Because we are no longer doing the processing in order the output would also be out of order: 1, 2, 4, 3, with 3 taking the longest so it ends up last. If order isn’t important, then we’re grand, if order is important we need a re-ordered.

Re-ordering takes 2 steps, adding the index to the data coming into the streams, and then using that order to correct the output order.

class Orderer extends Transform {
    ordererIndex = 0;

    constructor() {
        super({ objectMode: true });
    }

    _transform(chunk, encoding, callback) {
        this.push({ index: this.ordererIndex, data: chunk });
        this.ordererIndex++;
        return callback();
    },
});
const orderer = new Orderer();

class ReOrderer extends Transform {
    reOrdererIndex = 0;
    reOrdererBuffer = new Map();

    constructor() {
        super({ objectMode: true });
    }

    _transform(chunk, encoding, callback) {
        this.reOrdererBuffer.set(chunk.index, chunk.data);

        while (this.reOrdererBuffer.has(this.reOrdererIndex)) {
            this.push(reOrdererBuffer.get(this.reOrdererIndex));
            this.reOrdererBuffer.delete(this.reOrdererIndex);
            this.reOrdererIndex++;
        }

        return callback();
    }

});

const reOrderer = new ReOrderer();

In myStream we alter the processorPool.process call to send in chunk.data, then change the pipeline order to include the orderer and reOrderer and we’re all set.

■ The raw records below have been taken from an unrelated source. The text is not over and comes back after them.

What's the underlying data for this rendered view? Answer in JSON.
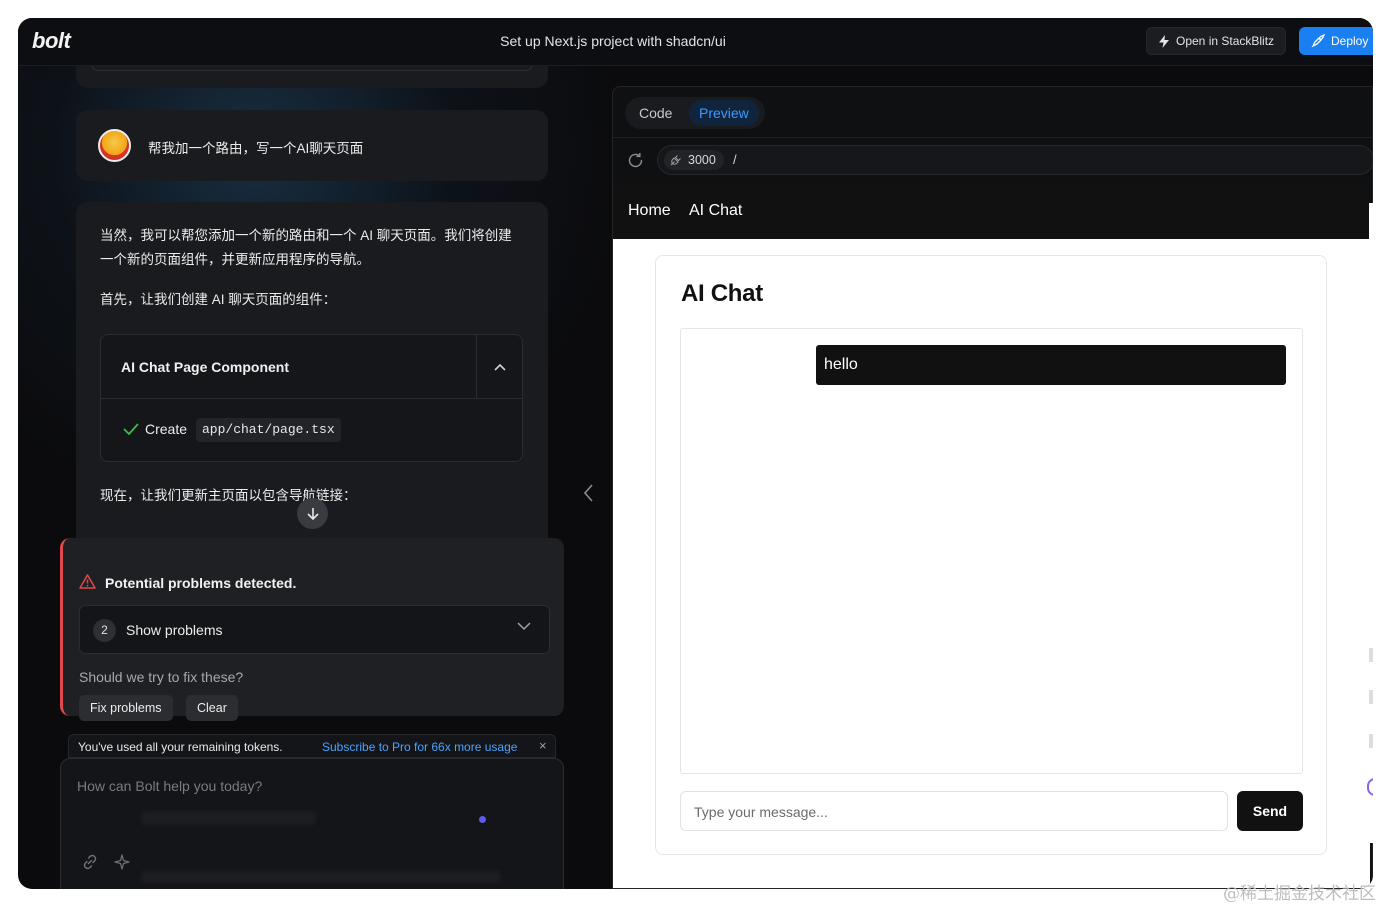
{
  "app": {
    "logo": "bolt",
    "project_title": "Set up Next.js project with shadcn/ui",
    "open_stackblitz_label": "Open in StackBlitz",
    "deploy_label": "Deploy"
  },
  "chat": {
    "user_message": "帮我加一个路由，写一个AI聊天页面",
    "ai_paragraph_1": "当然，我可以帮您添加一个新的路由和一个 AI 聊天页面。我们将创建一个新的页面组件，并更新应用程序的导航。",
    "ai_paragraph_2": "首先，让我们创建 AI 聊天页面的组件：",
    "artifact": {
      "title": "AI Chat Page Component",
      "action_label": "Create",
      "file_path": "app/chat/page.tsx"
    },
    "ai_paragraph_3": "现在，让我们更新主页面以包含导航链接："
  },
  "problems": {
    "title": "Potential problems detected.",
    "count": "2",
    "show_label": "Show problems",
    "question": "Should we try to fix these?",
    "fix_button": "Fix problems",
    "clear_button": "Clear"
  },
  "tokens": {
    "message": "You've used all your remaining tokens.",
    "link": "Subscribe to Pro for 66x more usage",
    "close": "×"
  },
  "prompt": {
    "placeholder": "How can Bolt help you today?"
  },
  "preview": {
    "tab_code": "Code",
    "tab_preview": "Preview",
    "port": "3000",
    "path": "/",
    "site": {
      "nav": [
        "Home",
        "AI Chat"
      ],
      "title": "AI Chat",
      "messages": [
        "hello"
      ],
      "input_placeholder": "Type your message...",
      "send_label": "Send"
    }
  },
  "watermark": "@稀土掘金技术社区",
  "colors": {
    "accent_blue": "#1a7ff0",
    "link_blue": "#4aa3ff",
    "warning_red": "#e0484c",
    "check_green": "#3fb950"
  }
}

There is on final problem, one which I’ve not solved, what if the reOrderer buffer gets too much data? We need to link together the reOderer and the orderer so that when the buffer size inf reOrderer get too large it prevents the orderer from reading more data.

But that for another day.

The final file looks like:

import { Readable, Transform, pipeline } from 'node:stream';

const numbers = [
    '1000',
    '900',
    '800',
    '700',
    '600',
    '500',
    '400',
    '300',
    '200',
    '100',
    '100',
    '200',
    '300',
    '400',
    '500',
    '600',
    '700',
    '800',
    '900',
    '1000',
];

class Processor {
    ready = true;
    promise = Promise.resolve(1);

    process(data: number) {
        this.ready = false;
        this.promise = createTimeout(data);
        this.promise.then((result) => {
            this.ready = true;
            return result;
        });
        return this.promise;
    }
}

class ProcessorPool {
    private processors: Processor[];

    constructor(processors: Processor[]) {
        this.processors = processors;
    }

    async process(data: number) {
        const processor = await this.getReadyProcessor();
        return processor?.process(data);
    }

    getProcessorPromises() {
        return this.processors.map((processor) => processor.promise);
    }

    async getReadyProcessor() {
        const promises = this.getProcessorPromises();
        await Promise.any(promises);

        return this.processors.find((processor) => processor.ready);
    }

    async waitForFreeProcessor() {
        await this.getReadyProcessor();
        return true;
    }

    flush() {
        return Promise.all(this.getProcessorPromises());
    }
}

const processorPool = new ProcessorPool([
    new Processor(),
    new Processor(),
    new Processor(),
    new Processor(),
]);

const inputStream = Readable.from(numbers);

function createTimeout(wait: number): Promise<1> {
    return new Promise((resolve) =>
        setTimeout(() => {
            return resolve(1);
        }, wait)
    );
}

class Orderer extends Transform {
    ordererIndex = 0;

    constructor() {
        super({ objectMode: true });
    }

    _transform(chunk, encoding, callback) {
        this.push({ index: this.ordererIndex, data: chunk });
        this.ordererIndex++;
        return callback();
    }
}

const myStream = new Transform({
    async transform(chunk, encoding, callback) {
        await processorPool.waitForFreeProcessor();

        processorPool
            .process(chunk.data)
            .then(() => this.push({ index: chunk.index, data: chunk.data }));

        return callback();
    },
    async flush(callback) {
        await processorPool.flush();
        return callback();
    },
    objectMode: true,
});

class ReOrderer extends Transform {
    reOrdererBuffer = new Map();
    reOrdererIndex = 0;

    constructor() {
        super({ objectMode: true });
    }

    _transform(chunk, encoding, callback) {
        this.reOrdererBuffer.set(chunk.index, chunk.data);

        while (this.reOrdererBuffer.has(this.reOrdererIndex)) {
            this.push(this.reOrdererBuffer.get(this.reOrdererIndex));
            this.reOrdererBuffer.delete(this.reOrdererIndex);
            this.reOrdererIndex++;
        }

        return callback();
    }
}

pipeline(
    inputStream,
    new Orderer(),
    myStream,
    new ReOrderer(),
    console.log
);